You can also take a look at TracerWarning during torch onnx export, and modify your PyTorch modeling script to resolve those warnings.

sallamander317 commented 4 months ago

Hi @tianleiwu..

I ended up separating out the code that was causing the errors and was able to compile. Our model is a RetinaNet and we had the decoding / NMS step wrapped into the actual model architecture. Once I separated those out, I was able to have the model compile. I'm now confused about the timing stats that I'm seeing - I'm seeing no speed gains for any combination of compilation method (FP32, FP16, quantization), hardware (GPU or CPU), or provider (CPU, CUDA, or TensorRT). I've tried looking through the performance documentation and it doesn't seem like there's anything left for me to try. Should I be seeing speed gains here?

For reference, here's a table with the relative timings that show no difference (these times were taken using the script pasted below):

Model Prediction time per input (seconds)
Torch FP32 0.0905
ONNX FP32 on GPU 0.1105
ONNX FP32 on TensorRT 0.1055
ONNX FP32 on CPU 0.6733
Torch FP16 0.0456
ONNX FP16 on GPU 0.0567
ONNX FP16 on CPU 0.8547
ONNX FP16 on TensorRT 0.0878
ONNX FP32 Converted to FP16 on GPU 0.0576
ONNX FP32 Quantized via ONNX on GPU 0.9828
ONNX FP32 Quantized via ONNX on CPU 0.6912

Some readability notes:

As you can see, the pytorch native Torch FP32 is the fastest among any of the FP32 options, and the pytorch native Torch FP16 is the fastest among any of the F16 options.

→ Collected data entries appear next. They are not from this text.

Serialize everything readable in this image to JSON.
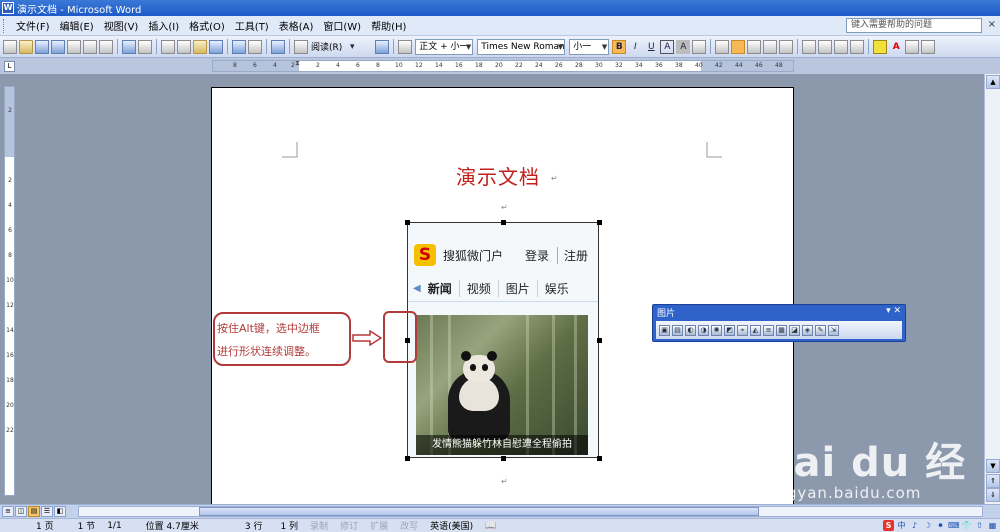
{
  "window": {
    "title": "演示文档 - Microsoft Word"
  },
  "menu": {
    "items": [
      "文件(F)",
      "编辑(E)",
      "视图(V)",
      "插入(I)",
      "格式(O)",
      "工具(T)",
      "表格(A)",
      "窗口(W)",
      "帮助(H)"
    ],
    "help_placeholder": "键入需要帮助的问题",
    "close_glyph": "×"
  },
  "toolbar": {
    "read_label": "阅读(R)",
    "style_value": "正文 + 小一",
    "font_value": "Times New Roman",
    "size_value": "小一",
    "bold": "B",
    "italic": "I",
    "underline": "U",
    "char_border": "A",
    "char_shading": "A"
  },
  "ruler": {
    "corner": "L",
    "ticks": [
      "8",
      "6",
      "4",
      "2",
      "",
      "2",
      "4",
      "6",
      "8",
      "10",
      "12",
      "14",
      "16",
      "18",
      "20",
      "22",
      "24",
      "26",
      "28",
      "30",
      "32",
      "34",
      "36",
      "38",
      "40",
      "42",
      "44",
      "46",
      "48"
    ],
    "vticks": [
      "2",
      "",
      "2",
      "4",
      "6",
      "8",
      "10",
      "12",
      "14",
      "16",
      "18",
      "20",
      "22"
    ]
  },
  "document": {
    "title": "演示文档",
    "para_mark": "↵"
  },
  "embed": {
    "logo": "S",
    "portal": "搜狐微门户",
    "login": "登录",
    "register": "注册",
    "nav_arrow": "◀",
    "tabs": [
      "新闻",
      "视频",
      "图片",
      "娱乐"
    ],
    "caption": "发情熊猫躲竹林自慰遭全程偷拍"
  },
  "annotation": {
    "line1": "按住Alt键，选中边框",
    "line2": "进行形状连续调整。"
  },
  "picture_toolbar": {
    "title": "图片",
    "controls": "▾ ✕",
    "buttons": [
      "▣",
      "▤",
      "◐",
      "◑",
      "✺",
      "◩",
      "⌖",
      "◭",
      "≡",
      "▦",
      "◪",
      "◈",
      "✎",
      "⇲"
    ]
  },
  "watermark": {
    "brand": "Bai du 经验",
    "url": "jingyan.baidu.com"
  },
  "status": {
    "page": "1 页",
    "section": "1 节",
    "page_of": "1/1",
    "position": "位置 4.7厘米",
    "line": "3 行",
    "column": "1 列",
    "rec": "录制",
    "trk": "修订",
    "ext": "扩展",
    "ovr": "改写",
    "language": "英语(美国)"
  },
  "tray": {
    "ime": "S",
    "items": [
      "中",
      "♪",
      "☽",
      "⚫",
      "⌨",
      "👕",
      "⇧",
      "▦"
    ]
  }
}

Are there other tips and / or tricks that I'm missing here that would help us see speed gains, or is it to be expected that we might not see them here?

tianleiwu commented 4 months ago

@sallamander317, RetinaNet might need NHWC memory format to speed up. Currently, NHWC for CUDA provider is still in progress, and hopefully we can enable NHWC in next release v1.18.

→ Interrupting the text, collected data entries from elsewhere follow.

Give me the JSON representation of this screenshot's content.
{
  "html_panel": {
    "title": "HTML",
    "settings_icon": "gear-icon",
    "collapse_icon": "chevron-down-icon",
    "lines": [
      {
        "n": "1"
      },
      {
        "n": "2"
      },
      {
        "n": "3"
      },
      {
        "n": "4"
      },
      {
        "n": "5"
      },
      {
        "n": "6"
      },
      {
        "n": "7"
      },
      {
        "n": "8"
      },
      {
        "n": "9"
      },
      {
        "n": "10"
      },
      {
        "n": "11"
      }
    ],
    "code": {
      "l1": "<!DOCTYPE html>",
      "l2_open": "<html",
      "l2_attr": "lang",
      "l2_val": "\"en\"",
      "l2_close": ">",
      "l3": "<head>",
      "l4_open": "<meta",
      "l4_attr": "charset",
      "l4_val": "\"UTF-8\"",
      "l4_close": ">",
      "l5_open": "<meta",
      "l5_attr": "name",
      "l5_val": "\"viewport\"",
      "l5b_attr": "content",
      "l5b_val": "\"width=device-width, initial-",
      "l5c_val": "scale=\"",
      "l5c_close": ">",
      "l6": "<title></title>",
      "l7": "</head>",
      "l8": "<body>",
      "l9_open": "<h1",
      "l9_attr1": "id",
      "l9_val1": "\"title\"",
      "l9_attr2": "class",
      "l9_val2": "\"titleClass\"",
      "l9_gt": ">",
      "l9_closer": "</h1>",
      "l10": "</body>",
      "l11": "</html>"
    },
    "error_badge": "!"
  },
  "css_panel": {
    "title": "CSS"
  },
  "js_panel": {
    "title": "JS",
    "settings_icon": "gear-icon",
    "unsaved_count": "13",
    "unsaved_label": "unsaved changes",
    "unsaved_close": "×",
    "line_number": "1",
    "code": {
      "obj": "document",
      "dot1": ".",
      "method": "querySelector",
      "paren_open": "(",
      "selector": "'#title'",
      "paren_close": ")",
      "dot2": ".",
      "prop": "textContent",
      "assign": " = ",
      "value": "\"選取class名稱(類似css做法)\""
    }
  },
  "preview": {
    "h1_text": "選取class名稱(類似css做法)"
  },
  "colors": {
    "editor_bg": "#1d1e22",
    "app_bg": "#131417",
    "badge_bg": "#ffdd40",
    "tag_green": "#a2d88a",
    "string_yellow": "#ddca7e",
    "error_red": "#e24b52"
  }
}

For now, you might try optimize the f32 onnx model to optimized fp16 model like the following (for GPU only):

python -m onnxruntime.transformers.optimizer --input fp32_model.onnx --output opt.onnx --model_type unet --use_gpu --opt_level 0 --float16

To compare with Torch, you might need use I/O binding for fair comparison. If input shape is fixed, you can use cuda graph to speed up.

For I/O binding and cuda graph example, you can refer to the following class: https://github.com/microsoft/onnxruntime/blob/ed550b5fe5aa41e182db84d2b2f2fb768121fd7a/onnxruntime/python/tools/transformers/io_binding_helper.py#L211

For TensorRT EP, you might follow our stable diffusion demo for model optimization and provider option settings

sallamander317 commented 4 months ago

@tianleiwu thanks for the suggestions here! Any idea when the v1.18 release is coming out?

I tried the python -m onnxruntime.transformers.optimizer command and ended up getting the following error when trying to load the opt.onnx into a ort.InferenceSession:

Screen Shot 2024-03-01 at 11 24 59 AM

RE the CudaSession - this looks great, I can give that a shot. Do you have any documentation showing examples of how to use it? It looks pretty straightforward, but examples are always helpful if you have them.

I'll take a look at the stable diffusion demo too - thank you!